TOKYO, Aug 13 (AFP): Japan said today falling exports and weak consumer spending sent Asia's largest economy hurtling toward its first recession in six years.
The slump reflects the rapidly deteriorating global economic climate, with fears of a recession in the Eurozone also mounting as the fallout from the US financial crisis ripples around the world.
Japan's gross domestic product (GDP) shrank by 0.6 per cent in the three months to June from the previous quarter, the cabinet office said, marking the first time in a year that the world's second-biggest economy has contracted.
The economy shrank by 2.4 per cent on an annualised basis, matching market expectations.
The slump put Japan on the cusp of outright recession, which is usually defined as two or more straight quarters of economic contraction. The last time that happened in Japan was in 2001, when the recession lasted for three quarters.
Tokyo share prices slumped 2.1 per cent as the weak growth figures added to jitters about problems in the US banking sector.
GDP growth for the first quarter of 2008 was also revised down to 0.8 per cent quarter-on-quarter from 1.0 per cent previously.
Economic growth "will remain very weak throughout this fiscal year," said Mamoru Yamazaki, chief economist for Japan at RBS Securities.

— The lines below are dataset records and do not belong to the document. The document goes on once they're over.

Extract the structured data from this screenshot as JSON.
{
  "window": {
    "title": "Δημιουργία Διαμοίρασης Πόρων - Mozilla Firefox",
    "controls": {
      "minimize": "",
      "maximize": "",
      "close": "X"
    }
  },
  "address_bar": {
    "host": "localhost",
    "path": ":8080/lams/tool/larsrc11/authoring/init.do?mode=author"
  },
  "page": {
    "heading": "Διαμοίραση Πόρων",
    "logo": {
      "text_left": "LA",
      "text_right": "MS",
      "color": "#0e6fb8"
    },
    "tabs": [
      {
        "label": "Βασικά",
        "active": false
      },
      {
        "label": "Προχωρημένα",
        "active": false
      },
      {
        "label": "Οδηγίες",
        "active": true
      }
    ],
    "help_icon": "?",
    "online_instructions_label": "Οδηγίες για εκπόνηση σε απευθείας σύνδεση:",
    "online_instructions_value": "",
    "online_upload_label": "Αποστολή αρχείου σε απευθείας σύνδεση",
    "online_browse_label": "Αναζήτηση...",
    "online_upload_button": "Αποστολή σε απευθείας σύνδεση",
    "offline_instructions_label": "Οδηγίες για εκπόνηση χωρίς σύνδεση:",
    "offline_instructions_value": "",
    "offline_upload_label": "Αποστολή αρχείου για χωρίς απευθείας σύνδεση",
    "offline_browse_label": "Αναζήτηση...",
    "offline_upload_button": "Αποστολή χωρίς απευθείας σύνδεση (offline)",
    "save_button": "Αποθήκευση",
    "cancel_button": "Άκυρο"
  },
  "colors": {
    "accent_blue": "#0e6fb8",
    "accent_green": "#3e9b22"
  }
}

"The increase in oil and commodity prices is damaging corporate profits," while rising inflation is hurting households, he said.
After suffering a series of on-off recessions in the 1990s following the bursting of the economic bubble, Japan had been slowly recovering on the back of brisk exports and business investment.
Japan's government, however, last week effectively declared an end to the country's longest period of economic expansion in postwar times.